Glass Gilding – gold leaf transom numbers on antique glass in Washington, DC. The genuine 23 karat gold leaf looks beautiful; it attracts your attention immediately. We apply it by hand every time, only using traditional, time-tested gilding techniques. Next, we can apply a shadow, contrasting the gold leaf and the glass. Finally, we use black backing paint behind the gold leaf because it protects the gold from scratches and dings. With proper care, these gold leaf numbers will last a lifetime.
Learn more about our Transom Window House Numbers. Detailed information and photos of the process from start to finish!

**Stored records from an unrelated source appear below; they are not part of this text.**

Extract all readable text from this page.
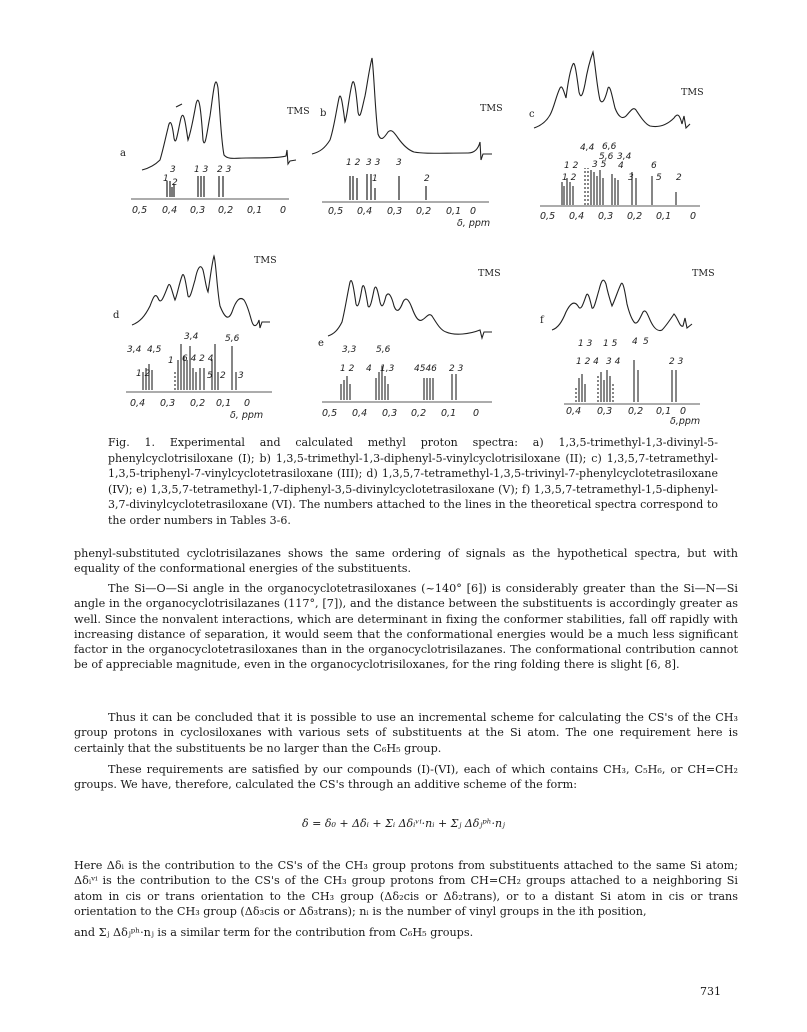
a
TMS
3
1 2
1 3 2 3
0,5 0,4 0,3 0,2 0,1 0
b	TMS
1 2 3 3 3
1	2
0,5 0,4 0,3 0,2 0,1 0
δ, ppm
c
TMS
4,4 6,6
5,6 3,4
1 2 3 5 4	6
1 2	3 5 2
0,5 0,4 0,3 0,2 0,1 0
d
TMS
3,4 4,5
3,4	5,6
1 6 4 2 4
1 2	5 2 3
0,4 0,3 0,2 0,1 0
δ, ppm
e
TMS
3,3 5,6
1 2 4 1,3 4546 2 3
0,5 0,4 0,3 0,2 0,1 0
f
TMS
1 3 1 5 4 5
1 2 4 3 4	2 3
0,4 0,3 0,2 0,1 0
δ,ppm
Fig. 1. Experimental and calculated methyl proton spectra: a) 1,3,5-trimethyl-1,3-divinyl-5-phenylcyclotrisiloxane (I); b) 1,3,5-trimethyl-1,3-diphenyl-5-vinylcyclotrisiloxane (II); c) 1,3,5,7-tetramethyl-1,3,5-triphenyl-7-vinylcyclotetrasiloxane (III); d) 1,3,5,7-tetramethyl-1,3,5-trivinyl-7-phenylcyclotetrasiloxane (IV); e) 1,3,5,7-tetramethyl-1,7-diphenyl-3,5-divinylcyclotetrasiloxane (V); f) 1,3,5,7-tetramethyl-1,5-diphenyl-3,7-divinylcyclotetrasiloxane (VI). The numbers attached to the lines in the theoretical spectra correspond to the order numbers in Tables 3-6.

phenyl-substituted cyclotrisilazanes shows the same ordering of signals as the hypothetical spectra, but with equality of the conformational energies of the substituents.

The Si—O—Si angle in the organocyclotetrasiloxanes (~140° [6]) is considerably greater than the Si—N—Si angle in the organocyclotrisilazanes (117°, [7]), and the distance between the substituents is accordingly greater as well. Since the nonvalent interactions, which are determinant in fixing the conformer stabilities, fall off rapidly with increasing distance of separation, it would seem that the conformational energies would be a much less significant factor in the organocyclotetrasiloxanes than in the organocyclotrisilazanes. The conformational contribution cannot be of appreciable magnitude, even in the organocyclotrisiloxanes, for the ring folding there is slight [6, 8].

Thus it can be concluded that it is possible to use an incremental scheme for calculating the CS's of the CH₃ group protons in cyclosiloxanes with various sets of substituents at the Si atom. The one requirement here is certainly that the substituents be no larger than the C₆H₅ group.

These requirements are satisfied by our compounds (I)-(VI), each of which contains CH₃, C₅H₆, or CH=CH₂ groups. We have, therefore, calculated the CS's through an additive scheme of the form:

δ = δ₀ + Δδᵢ + Σᵢ Δδᵢᵛⁱ·nᵢ + Σⱼ Δδⱼᵖʰ·nⱼ

Here Δδᵢ is the contribution to the CS's of the CH₃ group protons from substituents attached to the same Si atom; Δδᵢᵛⁱ is the contribution to the CS's of the CH₃ group protons from CH=CH₂ groups attached to a neighboring Si atom in cis or trans orientation to the CH₃ group (Δδ₂cis or Δδ₂trans), or to a distant Si atom in cis or trans orientation to the CH₃ group (Δδ₃cis or Δδ₃trans); nᵢ is the number of vinyl groups in the ith position,

and Σⱼ Δδⱼᵖʰ·nⱼ is a similar term for the contribution from C₆H₅ groups.

731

Find out more about transom window house numbers and how we work
Glass Gilding; Let’s Take a Closer Look
Sometimes we get to work on antique glass, not often as most homes have had their transoms replaced during renovation. This home has its original glass transom. Over time glass moves like a liquid. You can see the ripples in this glass. Maybe it is 50 years old or 100 years old. I’m not an expert in that area. When we see a piece of glass with ripples in it, we know it’s old.
Antique glass is usually thin, so we have to prep the glass carefully, applying minimal pressure as the pane could break easily. To be sure, we work with great care on the projects. For example, we always clean the glass gently, and we do not use razors on antique glass, as they can dig into the ripples causing marks that we cannot remove. Aside from the additional precautions described here, working on antique glass is much the same as gilding on new glass. So long as we take extra care in the process, your gold leaf transom numbers will always look good.